# What is the best water flow rate for water drip coffee maker?



## daio7 (Feb 25, 2014)

I am now doing a project to optimizing the energy use of coffee machine by inverstigating the mass flow rate. I have to run

plenty of project to gather data of power input vs mass flow rate of water to find out the optimization rate. These

experiments I have done but now i face a problem. One of the objective of my project is to obtain the approriate mass flow

rate of water that can brew coffee with good flavor.

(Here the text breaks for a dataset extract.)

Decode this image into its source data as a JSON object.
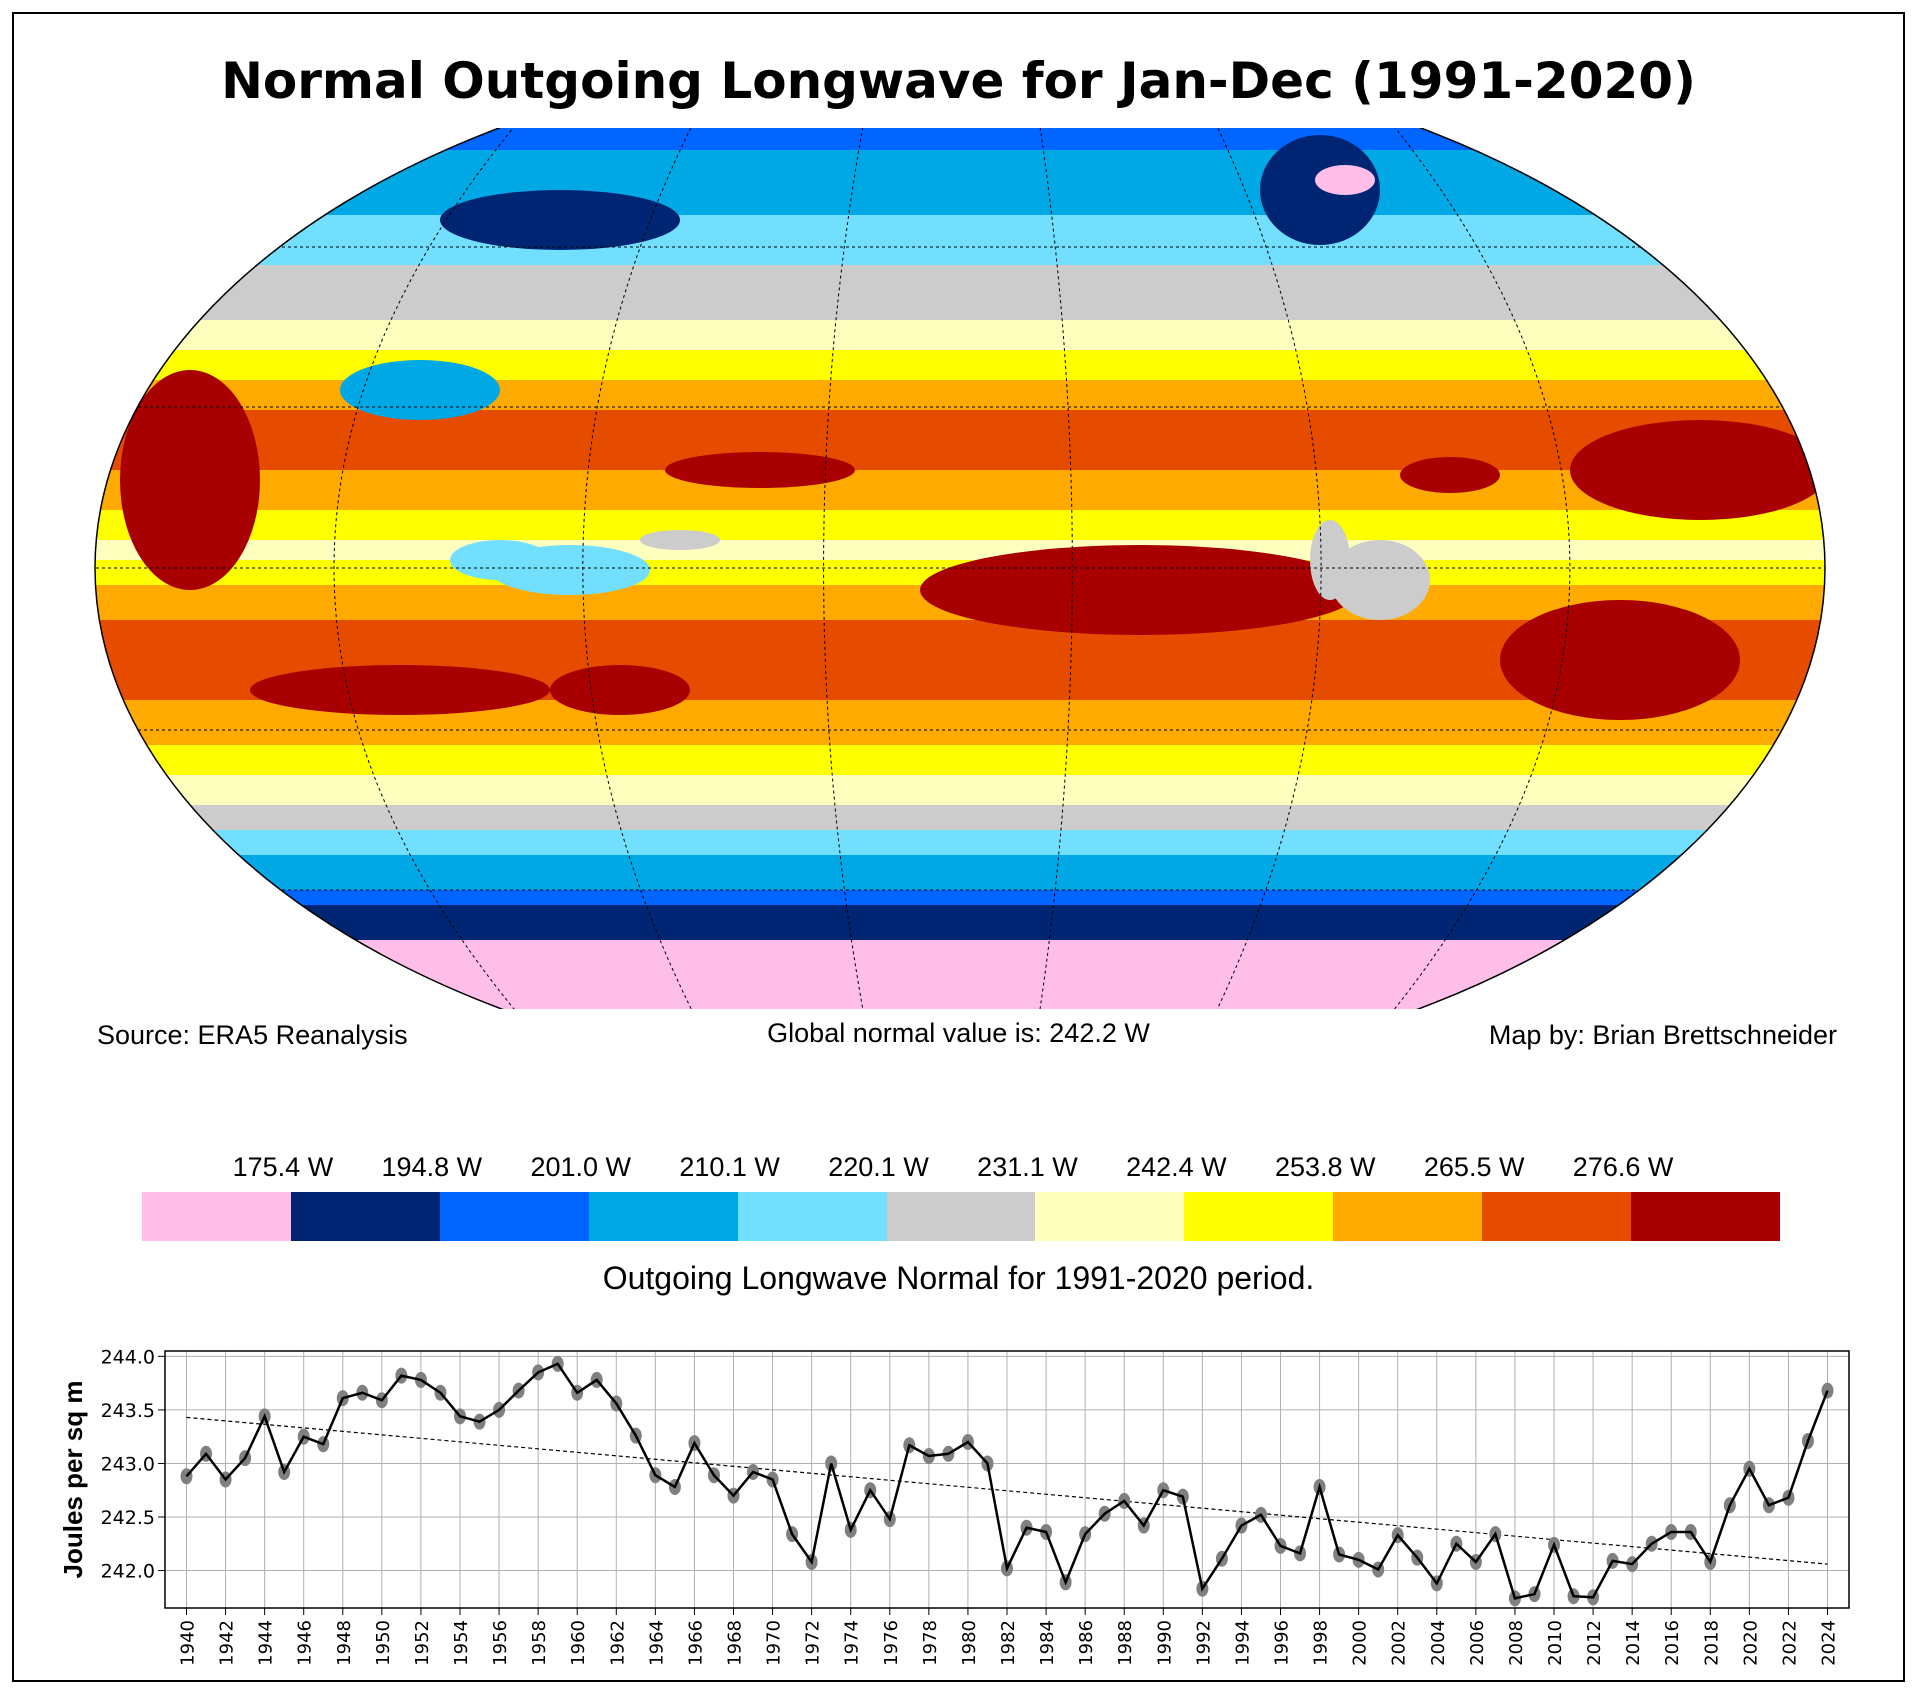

What is the mass flow rate of water that can make sure brewed coffee is in good flavor? Is there any article or study about

these?


----------



## johnrubin (Mar 14, 2014)

Flow rate is really just the tip of the iceberg for drip coffee. Check out this article/chart for lots of detailed info on the subject.


----------



## Mrboots2u (May 10, 2013)

johnrubin said:


> Flow rate is really just the tip of the iceberg for drip coffee. Check out this article/chart for lots of detailed info on the subject.


What chart or article are you referring too .


----------



## johnrubin (Mar 14, 2014)

I refer Coffee brewing - SCAA


----------



## MWJB (Feb 28, 2012)

Flow rate is dependent on grind size distribution/incidence of fines for a given dose/brewer/filter. There's no one answer, one affects the other.


----------